The lion’s share of sales: Core Luxury & Entry Luxury
Just below Top-End Luxury are Mercedes-Benz’s Core Luxury models, aka the ones that provide the majority of its volume: the Mercedes-Benz C-Class and E-Class. The automaker is accelerating this segment’s electrification with the release of the E-Class next year, as well as releasing another ellectric vehicle for the Chinese market.
Most notably, Mercedes-Benz is drastically reducing its Entry Luxury line-up of vehicles from seven to four, although they didn’t say which vehicles were getting the axe. When they arrive, they will use a new Mercedes-Benz operating system, which will be launched along with the new vehicles on the company’s new compact MMA platform in 2024.
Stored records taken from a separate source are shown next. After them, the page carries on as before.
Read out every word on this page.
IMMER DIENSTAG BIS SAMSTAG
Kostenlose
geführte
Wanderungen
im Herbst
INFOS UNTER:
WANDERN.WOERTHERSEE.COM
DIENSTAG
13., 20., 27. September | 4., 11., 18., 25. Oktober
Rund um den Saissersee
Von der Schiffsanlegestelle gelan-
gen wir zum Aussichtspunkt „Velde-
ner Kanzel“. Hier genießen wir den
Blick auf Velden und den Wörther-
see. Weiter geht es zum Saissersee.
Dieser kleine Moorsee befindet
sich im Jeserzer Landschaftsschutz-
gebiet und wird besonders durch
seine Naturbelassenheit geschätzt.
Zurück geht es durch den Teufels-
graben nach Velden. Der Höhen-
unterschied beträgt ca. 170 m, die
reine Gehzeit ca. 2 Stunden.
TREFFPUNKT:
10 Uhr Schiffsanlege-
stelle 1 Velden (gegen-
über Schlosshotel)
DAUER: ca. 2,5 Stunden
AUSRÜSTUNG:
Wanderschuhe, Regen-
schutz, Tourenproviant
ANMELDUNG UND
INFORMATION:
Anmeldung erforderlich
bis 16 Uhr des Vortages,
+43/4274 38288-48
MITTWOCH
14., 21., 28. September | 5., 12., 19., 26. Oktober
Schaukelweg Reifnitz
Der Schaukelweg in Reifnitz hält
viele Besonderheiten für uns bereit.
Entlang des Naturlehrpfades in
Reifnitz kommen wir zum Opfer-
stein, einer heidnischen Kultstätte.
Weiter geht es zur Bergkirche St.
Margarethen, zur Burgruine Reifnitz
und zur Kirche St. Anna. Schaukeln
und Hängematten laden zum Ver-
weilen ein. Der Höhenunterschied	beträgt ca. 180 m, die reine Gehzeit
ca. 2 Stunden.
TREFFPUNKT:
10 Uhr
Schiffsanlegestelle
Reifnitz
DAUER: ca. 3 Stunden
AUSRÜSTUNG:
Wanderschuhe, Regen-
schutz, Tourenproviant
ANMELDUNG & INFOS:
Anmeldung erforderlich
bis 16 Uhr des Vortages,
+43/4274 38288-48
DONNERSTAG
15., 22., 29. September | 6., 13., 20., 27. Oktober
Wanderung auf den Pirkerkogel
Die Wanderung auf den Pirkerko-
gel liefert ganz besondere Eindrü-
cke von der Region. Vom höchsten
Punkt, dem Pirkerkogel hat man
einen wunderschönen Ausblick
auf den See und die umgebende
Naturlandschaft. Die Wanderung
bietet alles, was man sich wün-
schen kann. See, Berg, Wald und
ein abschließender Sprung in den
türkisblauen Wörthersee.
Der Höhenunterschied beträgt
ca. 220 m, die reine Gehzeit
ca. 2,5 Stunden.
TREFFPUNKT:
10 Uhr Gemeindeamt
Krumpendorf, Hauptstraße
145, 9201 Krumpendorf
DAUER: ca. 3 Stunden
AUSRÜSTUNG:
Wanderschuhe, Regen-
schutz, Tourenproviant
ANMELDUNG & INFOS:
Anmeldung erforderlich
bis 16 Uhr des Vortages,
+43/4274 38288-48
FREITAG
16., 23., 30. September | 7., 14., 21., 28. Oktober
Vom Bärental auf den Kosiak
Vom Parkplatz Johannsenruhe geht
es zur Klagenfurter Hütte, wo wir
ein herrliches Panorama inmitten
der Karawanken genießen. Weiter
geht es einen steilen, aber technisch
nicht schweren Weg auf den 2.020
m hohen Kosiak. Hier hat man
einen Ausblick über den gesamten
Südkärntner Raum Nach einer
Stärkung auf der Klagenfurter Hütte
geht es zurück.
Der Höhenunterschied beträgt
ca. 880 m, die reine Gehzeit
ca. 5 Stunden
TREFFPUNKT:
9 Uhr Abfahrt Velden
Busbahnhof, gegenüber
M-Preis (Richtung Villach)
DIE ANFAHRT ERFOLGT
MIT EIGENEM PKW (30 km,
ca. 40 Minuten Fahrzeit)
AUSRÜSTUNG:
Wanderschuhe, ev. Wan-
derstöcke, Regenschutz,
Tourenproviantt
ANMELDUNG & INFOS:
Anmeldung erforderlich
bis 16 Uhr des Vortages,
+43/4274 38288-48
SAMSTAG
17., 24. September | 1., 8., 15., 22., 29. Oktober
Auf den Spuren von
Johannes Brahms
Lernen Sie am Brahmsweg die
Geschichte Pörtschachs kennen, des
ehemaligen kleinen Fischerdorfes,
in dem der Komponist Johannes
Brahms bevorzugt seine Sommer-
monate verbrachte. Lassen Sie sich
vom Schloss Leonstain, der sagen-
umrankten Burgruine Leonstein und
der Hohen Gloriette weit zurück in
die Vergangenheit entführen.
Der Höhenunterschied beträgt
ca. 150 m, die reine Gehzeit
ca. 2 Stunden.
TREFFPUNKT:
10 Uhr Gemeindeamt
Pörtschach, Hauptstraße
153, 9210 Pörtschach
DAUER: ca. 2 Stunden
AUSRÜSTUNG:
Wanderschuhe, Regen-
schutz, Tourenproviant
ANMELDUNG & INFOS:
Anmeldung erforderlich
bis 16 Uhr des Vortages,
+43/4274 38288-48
Undoing a misguided legacy
By concentrating its strategy at the upper end of the market, just as Tesla does, and increasing the number of electric models, Mercedes-Benz hopes to topple Tesla as the world’s most valuable automaker, particularly since spinning off its truck division as Daimler Trucks in December 2021. The Stuttgart-based automaker has a $69.8 billion market cap, a far cry from Tesla’s $736 billion valuation.
The move upmarket comes as a repudiation of the strategy forged former Daimler-Benz CEO Jürgen Schrempp, who pushed the automaker into lower-priced segments internationally, a strategy continued under his successor, former Chrysler CEO Dieter Zetsche.
While Mercedes-Benz typically sold such vehicles in Western Europe, their availability expanded to the U.S. with such vehicles as the A-Class and GLA crossover.